In 1898 ontmoette hij de tien jaar jongere Sophie Zimmermann (een zus van de toenmalige concertmeester van het Concertgebouworkest), wat leidde tot een twee jaar durende hartstochtelijke correspondentie. De ontluikende liefdesaffaire – een belangrijke inspiratiebron voor de componist – werd evenwel op grond van zijn geringe sociale status door Sophie's familie in de kiem gesmoord. Dopper maakte in 1906 en 1907 twee concertreizen door de USA en Canada met een operagezelschap dat uitsluitend Puccini's Madama Butterfly uitvoerde. Na zijn terugkeer werd hij, in 1908, aangesteld als 'onder-directeur' van het Concertgebouworkest. Het jaar daarop trouwde hij met de zangeres Henriëtte Siedenburg, de dochter van zijn hospita, van wie hij na tien jaar weer scheidde.

Na zijn veertigste levensjaar ging het Dopper aanvankelijk voor de wind. De symfonieën en concertstukken die hij componeerde kwamen bijna vanzelfsprekend tot uitvoering bij het Concertgebouworkest. Vandaar Vermeulens uitbarsting in 1918 die, zoals Stam aantoont, mede werd gevoed door rancune jegens Mengelberg, die het vertikte om de composities van de lastige muziekcriticus een blik waardig te keuren.
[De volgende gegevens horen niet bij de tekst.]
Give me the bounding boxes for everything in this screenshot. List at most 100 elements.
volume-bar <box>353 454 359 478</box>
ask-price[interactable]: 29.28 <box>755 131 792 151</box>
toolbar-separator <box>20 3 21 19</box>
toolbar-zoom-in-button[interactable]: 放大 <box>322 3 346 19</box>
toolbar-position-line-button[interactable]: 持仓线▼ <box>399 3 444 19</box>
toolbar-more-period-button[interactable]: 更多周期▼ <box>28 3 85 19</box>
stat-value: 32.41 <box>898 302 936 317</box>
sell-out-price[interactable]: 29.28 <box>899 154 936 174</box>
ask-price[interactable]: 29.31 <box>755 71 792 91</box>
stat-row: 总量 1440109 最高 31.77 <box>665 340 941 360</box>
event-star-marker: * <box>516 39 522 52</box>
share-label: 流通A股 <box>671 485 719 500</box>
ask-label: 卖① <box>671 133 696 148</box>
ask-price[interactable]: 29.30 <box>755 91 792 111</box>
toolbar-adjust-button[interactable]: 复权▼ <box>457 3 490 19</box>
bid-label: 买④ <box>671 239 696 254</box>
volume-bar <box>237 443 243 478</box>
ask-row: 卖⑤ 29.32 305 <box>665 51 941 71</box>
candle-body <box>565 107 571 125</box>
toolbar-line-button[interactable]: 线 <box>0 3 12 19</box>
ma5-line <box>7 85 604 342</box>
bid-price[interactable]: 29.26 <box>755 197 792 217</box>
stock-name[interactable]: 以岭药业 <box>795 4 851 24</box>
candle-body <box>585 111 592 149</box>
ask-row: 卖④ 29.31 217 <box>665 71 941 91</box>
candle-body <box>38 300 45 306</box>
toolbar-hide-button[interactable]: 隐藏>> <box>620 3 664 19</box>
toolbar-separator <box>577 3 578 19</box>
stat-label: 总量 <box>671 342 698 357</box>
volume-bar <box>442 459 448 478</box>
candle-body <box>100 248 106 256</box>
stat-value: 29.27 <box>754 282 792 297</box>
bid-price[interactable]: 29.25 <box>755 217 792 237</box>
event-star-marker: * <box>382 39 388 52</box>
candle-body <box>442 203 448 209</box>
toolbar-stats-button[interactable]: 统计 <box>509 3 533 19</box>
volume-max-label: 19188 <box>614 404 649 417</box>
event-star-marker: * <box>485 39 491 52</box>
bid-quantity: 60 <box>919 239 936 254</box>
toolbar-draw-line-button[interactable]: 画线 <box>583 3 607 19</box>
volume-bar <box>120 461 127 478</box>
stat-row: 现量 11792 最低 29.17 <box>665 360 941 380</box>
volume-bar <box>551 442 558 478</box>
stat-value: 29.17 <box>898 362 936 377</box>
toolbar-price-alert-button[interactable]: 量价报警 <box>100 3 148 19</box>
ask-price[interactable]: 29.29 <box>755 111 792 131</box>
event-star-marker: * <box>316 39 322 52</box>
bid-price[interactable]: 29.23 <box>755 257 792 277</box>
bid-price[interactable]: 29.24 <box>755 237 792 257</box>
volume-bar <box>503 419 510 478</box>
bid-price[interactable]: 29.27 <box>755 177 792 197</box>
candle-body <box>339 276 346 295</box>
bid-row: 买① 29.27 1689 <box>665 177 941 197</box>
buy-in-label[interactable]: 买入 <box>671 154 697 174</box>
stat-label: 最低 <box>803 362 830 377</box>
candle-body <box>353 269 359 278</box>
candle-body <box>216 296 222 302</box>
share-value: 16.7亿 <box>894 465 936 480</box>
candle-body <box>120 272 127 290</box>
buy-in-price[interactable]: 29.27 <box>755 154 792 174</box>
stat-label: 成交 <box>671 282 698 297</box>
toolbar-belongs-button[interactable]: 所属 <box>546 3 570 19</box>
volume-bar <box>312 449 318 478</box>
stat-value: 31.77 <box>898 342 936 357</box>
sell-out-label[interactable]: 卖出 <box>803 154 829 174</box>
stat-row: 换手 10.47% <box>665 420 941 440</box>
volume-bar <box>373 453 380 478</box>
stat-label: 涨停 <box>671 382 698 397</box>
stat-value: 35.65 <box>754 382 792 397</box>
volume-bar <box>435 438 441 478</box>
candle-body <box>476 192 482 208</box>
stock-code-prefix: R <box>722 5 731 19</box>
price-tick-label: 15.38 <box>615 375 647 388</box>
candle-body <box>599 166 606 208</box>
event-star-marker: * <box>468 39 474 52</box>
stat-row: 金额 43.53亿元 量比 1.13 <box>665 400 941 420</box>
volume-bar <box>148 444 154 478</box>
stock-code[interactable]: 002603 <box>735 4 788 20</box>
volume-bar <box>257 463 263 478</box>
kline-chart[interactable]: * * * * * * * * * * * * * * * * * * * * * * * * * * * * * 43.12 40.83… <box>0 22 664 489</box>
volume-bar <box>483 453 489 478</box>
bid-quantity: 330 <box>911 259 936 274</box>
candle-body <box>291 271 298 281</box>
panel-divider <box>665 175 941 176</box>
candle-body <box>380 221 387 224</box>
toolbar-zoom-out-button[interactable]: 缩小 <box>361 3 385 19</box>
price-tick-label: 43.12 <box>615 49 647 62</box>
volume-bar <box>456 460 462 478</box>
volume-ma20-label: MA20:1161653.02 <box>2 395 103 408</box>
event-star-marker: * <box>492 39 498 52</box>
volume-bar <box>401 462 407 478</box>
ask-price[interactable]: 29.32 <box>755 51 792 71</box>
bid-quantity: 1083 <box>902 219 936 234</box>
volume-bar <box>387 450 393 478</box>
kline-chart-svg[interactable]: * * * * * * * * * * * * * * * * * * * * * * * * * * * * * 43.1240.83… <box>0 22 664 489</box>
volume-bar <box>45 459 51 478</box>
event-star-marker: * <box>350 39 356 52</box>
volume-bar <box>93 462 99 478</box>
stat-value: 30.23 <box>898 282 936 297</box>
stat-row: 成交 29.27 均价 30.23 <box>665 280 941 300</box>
Ofschoon Doppers toegankelijke muziekstukken bij het publiek steevast een gunstig onthaal vonden, oordeelden de critici dikwijls minder enthousiast over zijn verrichtingen. Ter gelegenheid van zijn zestigste verjaardag vonden er allerlei feestconcerten plaats. Een doekje voor het bloeden wellicht, gezien zijn betrekkelijk vroege ontslag in 1931, 'om gezondheidsredenen'. Die bleken weldra reëel, want kort nadien werd hij geplaagd door aanvallen van angina pectoris, die in 1939 tot zijn dood leidden.

Dopper kan zich nu postuum verheugen in een van de meest zorgvuldige, van uitvoerige analyses voorziene componistenbiografieën uit de Nederlandse muziekgeschiedenis. Desondanks heeft het dit in eigen beheer uitgegeven werk ontbroken aan een redigerende hand. Dat treedt niet alleen aan de dag in de vorm van dubbele spaties en andere kleinigheden, maar vooral in de omvang van deze bijna twee kilo wegende foliant, die op het eerste gezicht veel weg heeft van een kloeke kerkbijbel. Hoe soepel geschreven en hoe prijzenswaardig volledig het boek ook is, toch had het met gemak de helft korter, kleiner en daarmee ook goedkoper gekund.

Joop Stam: Schitteren op de tweede rang - Cornelis Dopper (1870-1939) - zijn leven, werk en wereld. 571 pagina's. ISBN 90 800932 2 X.